Onur Güngör

Onur Güngör

PhD Student

Boğaziçi University

Welcome

I am a PhD student at Boğaziçi University Computer Engineering Department. My research focuses on named entity recognition for morphologically rich languages [ 1, 2, 3], but I also write papers about explaining NLP predictions [submitted], compiling interesting corpora [ 4], and correcting annoying spelling errors [ 5].

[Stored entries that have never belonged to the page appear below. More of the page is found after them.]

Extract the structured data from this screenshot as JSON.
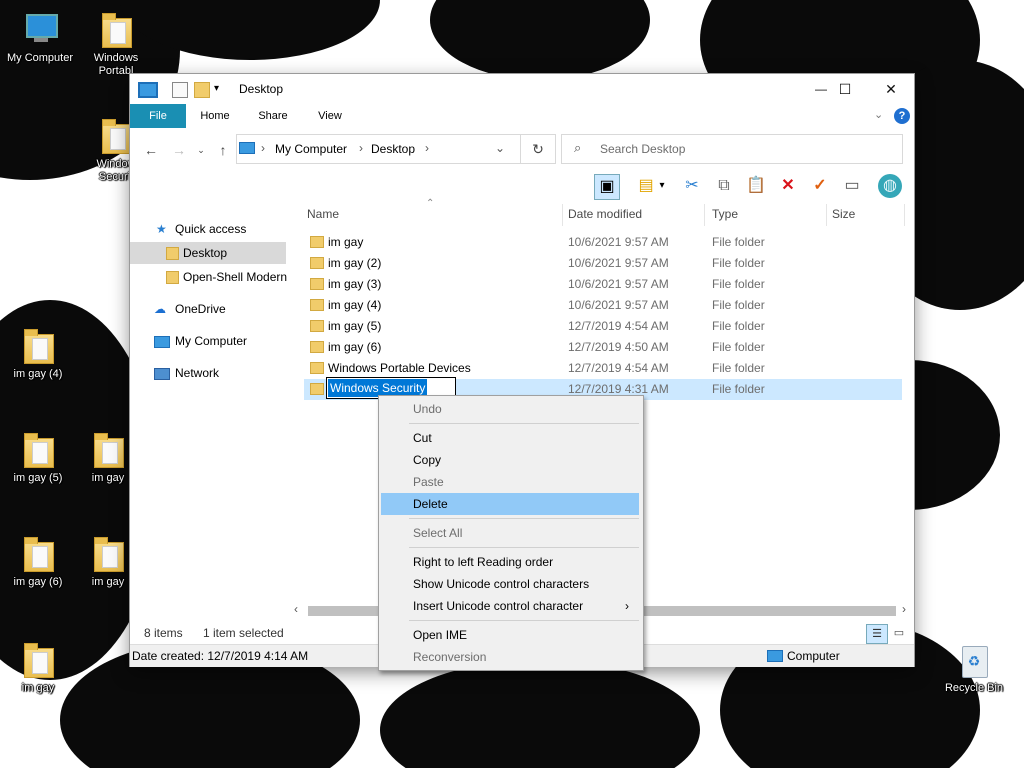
{
  "desktop": {
    "icons": [
      {
        "label": "My Computer",
        "kind": "computer"
      },
      {
        "label": "Windows Portabl",
        "kind": "folder"
      },
      {
        "label": "Window Securit",
        "kind": "folder"
      },
      {
        "label": "im gay (4)",
        "kind": "folder"
      },
      {
        "label": "im gay (5)",
        "kind": "folder"
      },
      {
        "label": "im gay",
        "kind": "folder"
      },
      {
        "label": "im gay (6)",
        "kind": "folder"
      },
      {
        "label": "im gay",
        "kind": "folder"
      },
      {
        "label": "im gay",
        "kind": "folder"
      },
      {
        "label": "Recycle Bin",
        "kind": "recycle-bin"
      }
    ]
  },
  "window": {
    "title": "Desktop",
    "controls": {
      "minimize": "—",
      "maximize": "☐",
      "close": "✕"
    },
    "ribbon_tabs": [
      "File",
      "Home",
      "Share",
      "View"
    ],
    "help": "?",
    "breadcrumb": [
      "My Computer",
      "Desktop"
    ],
    "search_placeholder": "Search Desktop",
    "columns": [
      "Name",
      "Date modified",
      "Type",
      "Size"
    ],
    "nav": {
      "quick_access": "Quick access",
      "desktop": "Desktop",
      "open_shell": "Open-Shell Modern",
      "onedrive": "OneDrive",
      "my_computer": "My Computer",
      "network": "Network"
    },
    "files": [
      {
        "name": "im gay",
        "date": "10/6/2021 9:57 AM",
        "type": "File folder"
      },
      {
        "name": "im gay (2)",
        "date": "10/6/2021 9:57 AM",
        "type": "File folder"
      },
      {
        "name": "im gay (3)",
        "date": "10/6/2021 9:57 AM",
        "type": "File folder"
      },
      {
        "name": "im gay (4)",
        "date": "10/6/2021 9:57 AM",
        "type": "File folder"
      },
      {
        "name": "im gay (5)",
        "date": "12/7/2019 4:54 AM",
        "type": "File folder"
      },
      {
        "name": "im gay (6)",
        "date": "12/7/2019 4:50 AM",
        "type": "File folder"
      },
      {
        "name": "Windows Portable Devices",
        "date": "12/7/2019 4:54 AM",
        "type": "File folder"
      },
      {
        "name": "Windows Security",
        "date": "12/7/2019 4:31 AM",
        "type": "File folder"
      }
    ],
    "status": {
      "items": "8 items",
      "selected": "1 item selected"
    },
    "details": {
      "created": "Date created: 12/7/2019 4:14 AM",
      "location": "Computer"
    }
  },
  "context_menu": {
    "items": [
      {
        "label": "Undo",
        "disabled": true
      },
      {
        "label": "Cut",
        "disabled": false
      },
      {
        "label": "Copy",
        "disabled": false
      },
      {
        "label": "Paste",
        "disabled": true
      },
      {
        "label": "Delete",
        "disabled": false,
        "highlighted": true
      },
      {
        "label": "Select All",
        "disabled": true
      },
      {
        "label": "Right to left Reading order",
        "disabled": false
      },
      {
        "label": "Show Unicode control characters",
        "disabled": false
      },
      {
        "label": "Insert Unicode control character",
        "disabled": false,
        "submenu": true
      },
      {
        "label": "Open IME",
        "disabled": false
      },
      {
        "label": "Reconversion",
        "disabled": true
      }
    ]
  },
  "colors": {
    "accent": "#1a8fb3",
    "selection": "#cce8ff",
    "menu_highlight": "#91c9f7",
    "red_x": "#d9131a",
    "check": "#e06010"
  }
}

I also work as a senior data scientist at sahibinden.com developing systems that solve business problems using machine learning methods. For details of my industrial experience, please refer to my LinkedIn profile.

Interests

  • Named entity recognition
  • Morphologically rich languages
  • Morphological disambiguation
  • Games with a purpose

Education

  • PhD in Computer Eng., 2020

    Boğaziçi University

  • MS in Computer Eng., 2009

    Boğaziçi University

  • BS in Computer Eng., 2006

    Boğaziçi University

News

  • We recieved a lot of media attention about our latest online experiment ( BOUN Newsletter, Milliyet Pazar)!
  • We are running an experiment aiming to compare human and machine attention when solvind spelling errors related to ``-de/-da’’ clitics in Turkish. Turkish speaking people are invited to participate, and try out our error correction model with new sentences.

Recent Publications

Quickly discover relevant content by filtering publications.

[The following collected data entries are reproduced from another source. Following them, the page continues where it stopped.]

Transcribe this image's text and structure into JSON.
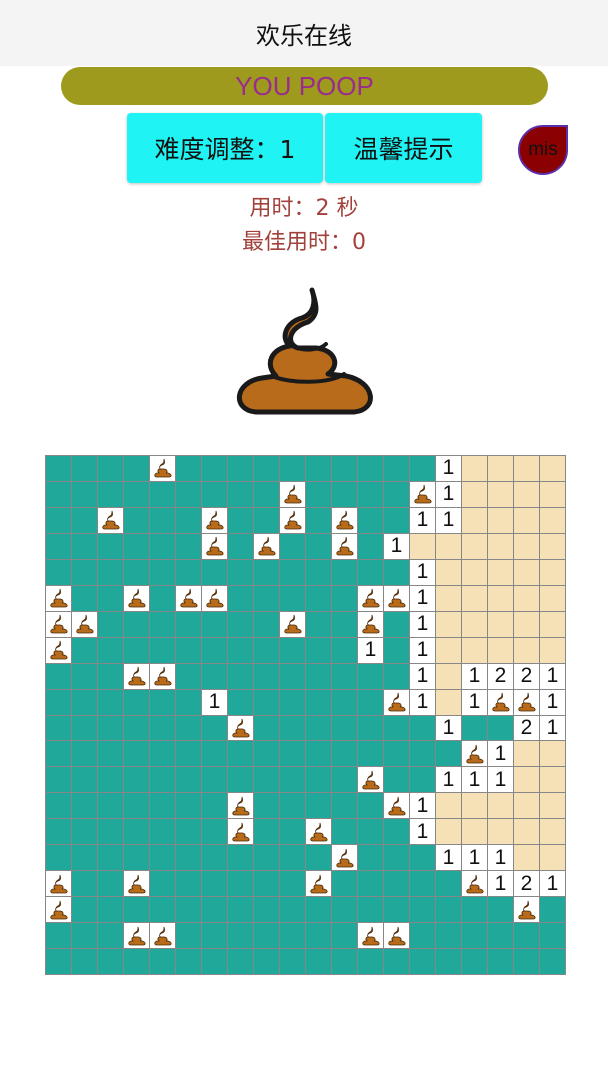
{
  "app": {
    "title": "欢乐在线"
  },
  "status": {
    "message": "YOU POOP"
  },
  "buttons": {
    "difficulty": "难度调整：1",
    "hint": "温馨提示",
    "mis": "mis"
  },
  "timer": {
    "used": "用时：2 秒",
    "best": "最佳用时：0"
  },
  "colors": {
    "covered": "#20a89a",
    "open": "#f6e0b6",
    "revealed": "#ffffff",
    "status_bar": "#9d9a1e",
    "status_text": "#9b2c8d",
    "button": "#1ff3f3",
    "timer_text": "#a2413b",
    "mis_button": "#8b0000"
  },
  "board": {
    "rows": 20,
    "cols": 20,
    "poop_icon": "poop-icon",
    "face_icon": "poop-face-icon",
    "legend": {
      "C": "covered",
      "O": "open",
      "P": "poop",
      "1-8": "number"
    },
    "grid": [
      "CCCCPCCCCCCCCCC1OOOO",
      "CCCCCCCCCPCCCCP1OOOO",
      "CCPCCCPCCPCPCC11OOOO",
      "CCCCCCPCPCCPC1OOOOOO",
      "CCCCCCCCCCCCCC1OOOOO",
      "PCCPCPPCCCCCPP1OOOOO",
      "PPCCCCCCCPCCPC1OOOOO",
      "PCCCCCCCCCCC1C1OOOOO",
      "CCCPPCCCCCCCCC1O1221",
      "CCCCCC1CCCCCCP1O1PP1",
      "CCCCCCCPCCCCCCC1CC21",
      "CCCCCCCCCCCCCCCCP1OO",
      "CCCCCCCCCCCCPCC111OO",
      "CCCCCCCPCCCCCP1OOOOO",
      "CCCCCCCPCCPCCC1OOOOO",
      "CCCCCCCCCCCPCCC111OO",
      "PCCPCCCCCCPCCCCCP121",
      "PCCCCCCCCCCCCCCCCCPC",
      "CCCPPCCCCCCCPPCCCCCC",
      "CCCCCCCCCCCCCCCCCCCC"
    ]
  }
}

Detecting Clitics Related Orthographic Errors in Turkish

For the spell correction task, vocabulary based methods have been replaced with methods that take morphological and grammar rules into account. However, such tools are fairly immature, and, worse, non-existent for many low resource languages. Checking only if a word is well-formed with respect to the morphological rules of a language may produce false negatives due to the ambiguity resulting from the presence of numerous homophonic words. In this work, we propose an approach to detect and correct the “de/da” clitic errors in Turkish text. Our model is a neural sequence tagger trained with a synthetically constructed dataset consisting of positive and negative samples. The model’s performance with this dataset is presented according to different word embedding configurations. The model achieved an F1 score of 86.67% on a synthetically constructed dataset. We also compared the model’s performance on a manually curated dataset of challenging samples that proved superior to other spelling correctors with 71% accuracy compared to the second-best (Google Docs) with and accuracy of 34%.

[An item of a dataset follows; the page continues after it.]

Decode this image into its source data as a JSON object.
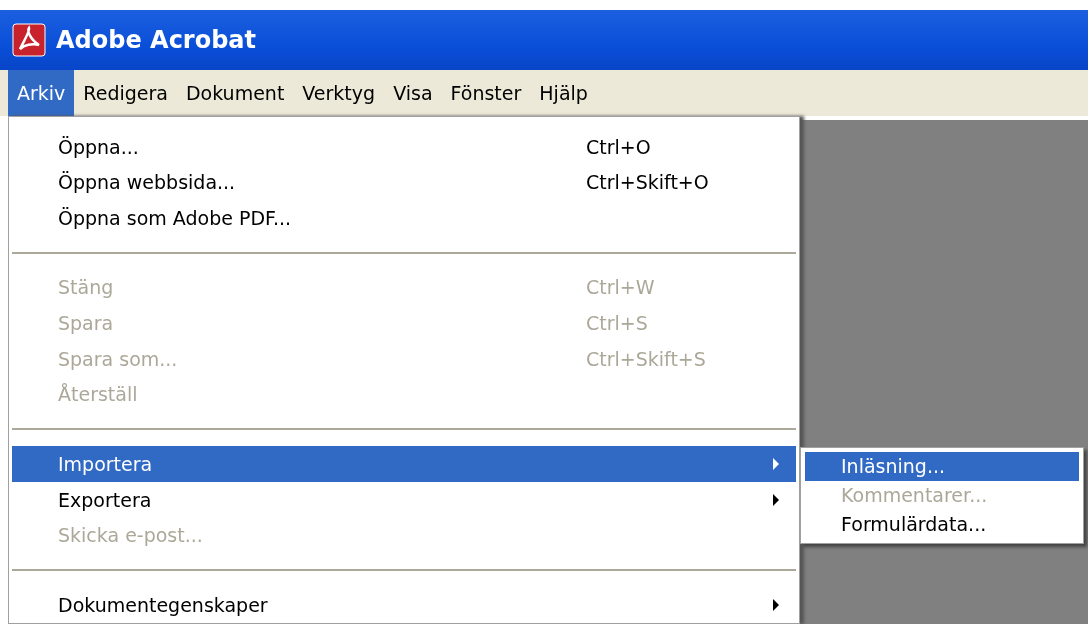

The effect of morphology in named entity recognition with sequence tagging

This work proposes a sequential tagger for named entity recognition in morphologically rich languages. Several schemes for representing the morphological analysis of a word in the context of named entity recognition are examined. Word representations are formed by concatenating word and character embeddings with the morphological embeddings based on these schemes. The impact of these representations is measured by training and evaluating a sequential tagger composed of a conditional random field layer on top of a bidirectional long short-term memory layer. Experiments with Turkish, Czech, Hungarian, Finnish and Spanish produce the state-of-the-art results for all these languages, indicating that the representation of morphological information improves performance.